Lancé à plus de 23 noeuds de moyenne depuis maintenant plusieurs heures, à la chasse à nos petits concurrents, tout va bien à bord de l’océan fifty Les P’tits Doudous. La télécommande du pilote dans la main pour gérer relances et surventes pour maximiser la vitesse (on est souvent à plus de 27nds!) un œil sur la cartographie et l’AIS, l’autre sur le radar que j’essaye de régler pour améliorer la veille visuelle d’un outil de plus, on croise les cargos qui remontent vers l’Europe. La lune a laissé place à une poudrée d’étoiles, que j’aurais sans doute passé la nuit à observer si je n’étais pas lancé à cette vitesse sur un engin aussi humide…

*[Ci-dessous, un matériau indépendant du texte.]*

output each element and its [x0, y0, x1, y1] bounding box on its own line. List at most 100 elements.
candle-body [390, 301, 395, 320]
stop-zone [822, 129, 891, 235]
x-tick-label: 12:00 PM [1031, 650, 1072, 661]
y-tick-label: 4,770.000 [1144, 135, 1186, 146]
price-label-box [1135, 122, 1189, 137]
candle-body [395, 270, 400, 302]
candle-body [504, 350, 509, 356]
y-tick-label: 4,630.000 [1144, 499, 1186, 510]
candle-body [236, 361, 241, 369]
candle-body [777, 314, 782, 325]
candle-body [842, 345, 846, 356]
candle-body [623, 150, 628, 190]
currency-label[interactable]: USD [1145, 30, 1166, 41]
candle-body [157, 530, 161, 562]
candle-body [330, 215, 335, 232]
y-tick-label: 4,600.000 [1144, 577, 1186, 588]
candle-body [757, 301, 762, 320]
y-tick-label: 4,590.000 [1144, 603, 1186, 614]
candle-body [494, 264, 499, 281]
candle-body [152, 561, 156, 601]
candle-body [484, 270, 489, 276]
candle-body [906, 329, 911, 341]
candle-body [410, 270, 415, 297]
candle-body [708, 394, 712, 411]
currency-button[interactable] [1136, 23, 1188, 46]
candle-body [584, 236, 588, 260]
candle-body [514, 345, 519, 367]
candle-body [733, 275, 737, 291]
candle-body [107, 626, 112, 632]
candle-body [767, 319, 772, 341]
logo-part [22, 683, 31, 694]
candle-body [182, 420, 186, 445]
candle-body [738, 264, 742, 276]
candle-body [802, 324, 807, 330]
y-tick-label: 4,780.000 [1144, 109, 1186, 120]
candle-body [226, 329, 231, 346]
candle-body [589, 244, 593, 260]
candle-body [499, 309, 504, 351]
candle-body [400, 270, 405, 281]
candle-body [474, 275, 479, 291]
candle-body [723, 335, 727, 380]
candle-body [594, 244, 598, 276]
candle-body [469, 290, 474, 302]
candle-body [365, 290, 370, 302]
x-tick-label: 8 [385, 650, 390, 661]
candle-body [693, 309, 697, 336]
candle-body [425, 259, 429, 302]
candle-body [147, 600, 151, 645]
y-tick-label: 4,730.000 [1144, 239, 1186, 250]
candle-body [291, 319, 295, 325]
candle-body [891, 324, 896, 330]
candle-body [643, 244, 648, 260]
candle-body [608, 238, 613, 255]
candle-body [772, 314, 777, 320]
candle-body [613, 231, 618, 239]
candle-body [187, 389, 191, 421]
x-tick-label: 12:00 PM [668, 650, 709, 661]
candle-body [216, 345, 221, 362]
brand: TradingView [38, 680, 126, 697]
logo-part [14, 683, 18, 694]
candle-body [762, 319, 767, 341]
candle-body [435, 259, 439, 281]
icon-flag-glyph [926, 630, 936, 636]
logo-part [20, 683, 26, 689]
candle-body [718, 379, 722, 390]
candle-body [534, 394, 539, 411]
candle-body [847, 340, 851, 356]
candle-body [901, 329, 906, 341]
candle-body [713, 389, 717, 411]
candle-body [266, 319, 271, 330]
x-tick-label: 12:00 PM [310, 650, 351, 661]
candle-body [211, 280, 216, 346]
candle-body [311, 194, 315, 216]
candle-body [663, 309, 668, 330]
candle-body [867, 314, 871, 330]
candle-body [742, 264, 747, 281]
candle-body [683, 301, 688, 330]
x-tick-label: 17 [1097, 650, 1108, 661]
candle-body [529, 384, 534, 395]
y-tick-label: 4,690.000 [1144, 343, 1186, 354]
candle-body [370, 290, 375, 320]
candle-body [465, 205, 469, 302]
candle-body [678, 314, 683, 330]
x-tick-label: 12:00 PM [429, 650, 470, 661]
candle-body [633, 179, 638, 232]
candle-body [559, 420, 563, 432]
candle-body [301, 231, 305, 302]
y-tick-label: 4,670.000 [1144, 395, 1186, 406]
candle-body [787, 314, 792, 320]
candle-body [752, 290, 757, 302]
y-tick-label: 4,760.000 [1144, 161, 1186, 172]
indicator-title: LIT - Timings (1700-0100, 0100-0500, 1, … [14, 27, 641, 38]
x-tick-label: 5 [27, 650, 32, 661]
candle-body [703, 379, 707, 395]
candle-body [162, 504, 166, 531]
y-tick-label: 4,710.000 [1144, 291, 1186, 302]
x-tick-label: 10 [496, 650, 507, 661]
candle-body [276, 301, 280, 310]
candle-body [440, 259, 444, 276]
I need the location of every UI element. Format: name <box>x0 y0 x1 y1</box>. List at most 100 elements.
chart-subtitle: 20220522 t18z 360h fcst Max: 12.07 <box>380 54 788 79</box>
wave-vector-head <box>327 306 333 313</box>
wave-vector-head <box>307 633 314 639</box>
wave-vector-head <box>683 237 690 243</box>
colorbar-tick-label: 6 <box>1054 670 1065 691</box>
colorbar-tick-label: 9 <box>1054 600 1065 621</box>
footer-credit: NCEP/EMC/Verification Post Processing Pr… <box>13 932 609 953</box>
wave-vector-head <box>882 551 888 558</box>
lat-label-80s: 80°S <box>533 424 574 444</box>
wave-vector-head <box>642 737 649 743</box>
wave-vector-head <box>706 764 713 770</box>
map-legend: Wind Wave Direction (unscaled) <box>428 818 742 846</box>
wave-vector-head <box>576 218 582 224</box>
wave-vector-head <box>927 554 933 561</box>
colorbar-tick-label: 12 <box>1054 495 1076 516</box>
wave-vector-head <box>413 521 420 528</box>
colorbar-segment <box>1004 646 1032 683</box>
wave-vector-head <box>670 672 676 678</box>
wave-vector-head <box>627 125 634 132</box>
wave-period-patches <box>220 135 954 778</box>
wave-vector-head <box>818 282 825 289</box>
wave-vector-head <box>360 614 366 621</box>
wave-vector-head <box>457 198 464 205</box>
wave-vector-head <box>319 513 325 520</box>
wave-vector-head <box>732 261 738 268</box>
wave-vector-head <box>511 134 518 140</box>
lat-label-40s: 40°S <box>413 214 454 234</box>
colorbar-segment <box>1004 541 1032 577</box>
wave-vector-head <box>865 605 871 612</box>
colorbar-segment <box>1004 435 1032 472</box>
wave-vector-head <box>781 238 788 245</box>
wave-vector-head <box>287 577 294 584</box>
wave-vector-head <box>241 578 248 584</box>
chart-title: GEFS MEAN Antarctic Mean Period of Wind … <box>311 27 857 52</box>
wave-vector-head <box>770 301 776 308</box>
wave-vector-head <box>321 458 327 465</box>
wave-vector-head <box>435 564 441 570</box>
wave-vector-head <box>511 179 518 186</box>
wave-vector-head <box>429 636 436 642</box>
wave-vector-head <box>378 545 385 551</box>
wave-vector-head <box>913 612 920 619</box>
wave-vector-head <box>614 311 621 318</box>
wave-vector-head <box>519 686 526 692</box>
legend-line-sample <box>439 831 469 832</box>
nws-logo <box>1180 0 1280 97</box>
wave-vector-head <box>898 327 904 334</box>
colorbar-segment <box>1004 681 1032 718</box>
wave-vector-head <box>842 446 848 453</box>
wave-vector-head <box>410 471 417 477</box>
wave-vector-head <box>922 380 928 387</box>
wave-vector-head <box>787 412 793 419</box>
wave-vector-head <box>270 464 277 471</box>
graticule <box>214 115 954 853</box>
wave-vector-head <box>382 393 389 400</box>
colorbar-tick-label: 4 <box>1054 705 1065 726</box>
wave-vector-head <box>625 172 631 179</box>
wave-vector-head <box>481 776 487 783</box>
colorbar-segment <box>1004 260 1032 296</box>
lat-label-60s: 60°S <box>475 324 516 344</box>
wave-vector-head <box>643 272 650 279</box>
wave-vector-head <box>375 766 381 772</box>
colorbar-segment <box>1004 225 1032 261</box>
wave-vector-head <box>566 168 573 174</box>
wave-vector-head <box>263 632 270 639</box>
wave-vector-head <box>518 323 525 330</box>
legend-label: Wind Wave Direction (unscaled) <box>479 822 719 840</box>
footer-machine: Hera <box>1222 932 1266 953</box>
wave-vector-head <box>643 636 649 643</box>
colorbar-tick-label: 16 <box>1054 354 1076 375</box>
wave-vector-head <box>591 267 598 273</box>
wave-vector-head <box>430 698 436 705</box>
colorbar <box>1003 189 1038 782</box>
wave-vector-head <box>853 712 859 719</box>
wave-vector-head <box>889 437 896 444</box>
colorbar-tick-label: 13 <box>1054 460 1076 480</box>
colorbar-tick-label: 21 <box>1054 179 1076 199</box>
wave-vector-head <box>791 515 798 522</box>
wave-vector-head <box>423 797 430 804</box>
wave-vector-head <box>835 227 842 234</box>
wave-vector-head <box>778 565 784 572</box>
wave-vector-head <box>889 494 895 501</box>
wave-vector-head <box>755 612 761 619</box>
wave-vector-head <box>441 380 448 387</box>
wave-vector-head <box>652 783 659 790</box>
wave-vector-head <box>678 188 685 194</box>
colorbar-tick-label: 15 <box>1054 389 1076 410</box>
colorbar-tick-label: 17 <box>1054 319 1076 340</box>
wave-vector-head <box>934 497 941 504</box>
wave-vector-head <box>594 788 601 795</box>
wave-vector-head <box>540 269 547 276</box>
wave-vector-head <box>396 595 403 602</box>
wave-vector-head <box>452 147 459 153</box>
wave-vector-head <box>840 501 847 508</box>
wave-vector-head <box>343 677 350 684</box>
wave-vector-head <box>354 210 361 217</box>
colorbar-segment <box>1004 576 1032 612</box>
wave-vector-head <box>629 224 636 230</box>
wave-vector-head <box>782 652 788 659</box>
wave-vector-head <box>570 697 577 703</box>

C’est la 3ème fois que je navigue jusqu’aux Canaries, mais c’est la première seulement que je continue vers le sud . A nous l’Afrique, le Maroc, le Cap Vert, le Brésil… J’entends la douce Saudade de Cesario Evora, j’imagine les pêcheurs sur leurs barques… Un monde nous sépare et pourtant nous sommes tous citoyens de cette belle planète. J’ai la chance de courir l’Océan, un immense privilège de faire un métier aussi incroyable. C’est vrai que ça se mérite des navigations comme celles là et il fallait, comme toujours, faire preuve d’une résilience à toute épreuve, croire en sa bonne étoile et fédérer autour de soi. Quand je vois le nombre de personnes qui suivent, via les messages que je reçois quand on trouve un peu de réseau , je me dis que notre place c’est de faire vivre notre voyage et si on emporte les gens, leur donne envie de eux aussi réaliser leurs rêves les plus fous, et bien nous auront accompli une mission positive, et ça, c’est vraiment chouette .
La nuit dernière a été difficile pour nous avec des zones de molle sous des nuages invisibles (la nuit, sans lune, tous les nuages sont noirs croyez moi !) Le vent vraiment différent de ce que prédisaient les fichiers et le matin, on a morflé… Bataille d’empannages pour gagner dans l’Ouest, retoucher du vent et stopper l’hémorragie de milles face à nos adversaires. Heureusement c’est revenu sous un nuage et on a retrouvé notre rythme normal de glisse facile à plus de 20 noeuds. On a négocié notre passage dans les Canaries dans un couloir nous permettant une catapulte vers le sud et les vents thermiques africains. Il y a les partisants de cette option, Leyton, Koesio et nous, et les autres qui tentent un passage à l’Ouest de l’archipel… Mesdames et messieurs, rien ne va plus – même si tout va bien… – les jeux sont faits (petite pointe à 29,2 nds en passant…) réponse à l’orée du Cap Vert dans 24h pour savoir qui a tord et qui a raison ! Espérons que notre option nous ramène devant , mais dans tous les cas pas de panique la route est longue et il y aura maintes options à jouer d’ici l’arrivée en Martinique ds 10 j !!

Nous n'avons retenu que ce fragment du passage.